It's not the kind of ending that actually cuts off with unresolved action. The story itself is self contained and has reached its conclusion, but the possibility remains for future stories to be told.

MANIFEST DESTINY
Apr 24, 2009

Well, there was this movie I seen one time

Seriously sometimes the production designers/set decorators are the most talented people on set, and thats not even meant as a crack on Ridley.

Atlas Hugged
Mar 12, 2007




MANIFEST DESTINY posted:

Seriously sometimes the production designers/set decorators are the most talented people on set, and thats not even meant as a crack on Ridley.

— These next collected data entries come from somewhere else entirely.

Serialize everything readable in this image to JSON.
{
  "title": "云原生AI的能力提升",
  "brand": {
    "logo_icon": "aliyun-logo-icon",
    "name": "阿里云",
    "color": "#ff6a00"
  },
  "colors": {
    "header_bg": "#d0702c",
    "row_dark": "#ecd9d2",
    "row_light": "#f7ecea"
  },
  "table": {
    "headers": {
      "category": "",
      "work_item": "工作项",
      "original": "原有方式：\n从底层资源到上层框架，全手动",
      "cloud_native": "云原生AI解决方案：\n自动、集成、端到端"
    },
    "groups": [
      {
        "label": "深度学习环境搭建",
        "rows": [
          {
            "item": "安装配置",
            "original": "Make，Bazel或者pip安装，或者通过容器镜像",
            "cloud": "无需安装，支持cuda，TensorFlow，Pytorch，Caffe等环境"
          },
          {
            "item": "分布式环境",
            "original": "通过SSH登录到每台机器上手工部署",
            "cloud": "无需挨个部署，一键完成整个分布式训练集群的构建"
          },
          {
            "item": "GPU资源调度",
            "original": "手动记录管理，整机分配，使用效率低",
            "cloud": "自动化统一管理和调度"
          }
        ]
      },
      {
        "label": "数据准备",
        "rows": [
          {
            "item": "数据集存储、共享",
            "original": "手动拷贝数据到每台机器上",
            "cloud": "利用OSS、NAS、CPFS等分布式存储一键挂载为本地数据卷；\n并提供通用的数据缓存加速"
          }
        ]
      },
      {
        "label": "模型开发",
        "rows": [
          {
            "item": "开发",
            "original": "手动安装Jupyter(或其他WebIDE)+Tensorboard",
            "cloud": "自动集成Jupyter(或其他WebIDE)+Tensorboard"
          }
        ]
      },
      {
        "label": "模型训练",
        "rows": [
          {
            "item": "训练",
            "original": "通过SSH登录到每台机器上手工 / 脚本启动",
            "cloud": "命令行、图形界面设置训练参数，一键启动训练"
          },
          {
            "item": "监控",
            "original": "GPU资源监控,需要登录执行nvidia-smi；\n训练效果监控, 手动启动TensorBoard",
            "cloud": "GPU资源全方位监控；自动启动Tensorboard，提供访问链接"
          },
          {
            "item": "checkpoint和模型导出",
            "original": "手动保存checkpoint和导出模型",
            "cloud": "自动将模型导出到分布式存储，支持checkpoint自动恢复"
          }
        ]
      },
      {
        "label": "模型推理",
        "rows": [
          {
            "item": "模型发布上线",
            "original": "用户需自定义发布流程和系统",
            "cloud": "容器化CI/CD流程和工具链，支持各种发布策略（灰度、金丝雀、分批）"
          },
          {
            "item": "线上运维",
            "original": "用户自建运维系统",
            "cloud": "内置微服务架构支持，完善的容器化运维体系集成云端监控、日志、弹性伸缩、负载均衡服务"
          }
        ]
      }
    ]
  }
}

This is one of the reasons I'm so frustrated with people saying not to see it. The imagery is so goddamn beautiful and it's obviously a technical masterpiece. There is value in that alone even if you hated the plot.

Tubgirl Cosplay
Jan 10, 2011



Geekboy posted:

A lot of the complaints about Shaw's faith really come across as baggage people are bringing in with them. The woman literally just wears a cross. The end.

She never says a word about Jesus or God or quotes a single line of scripture. She believes in something that is ill-defined, mostly because it was what her father believed. Her dead father. Who gave her the cross she's attached to. If her father had been a Scientologist, she probably would have carried around a locket with L. Ron Hubbard's picture in it instead. Her character's motivation for being attached to it is entirely sentimental and not religious. The Christian imagery is important within the context of the film, but it is not a character flaw unless you're a Dawkins-quoting rear end in a top hat.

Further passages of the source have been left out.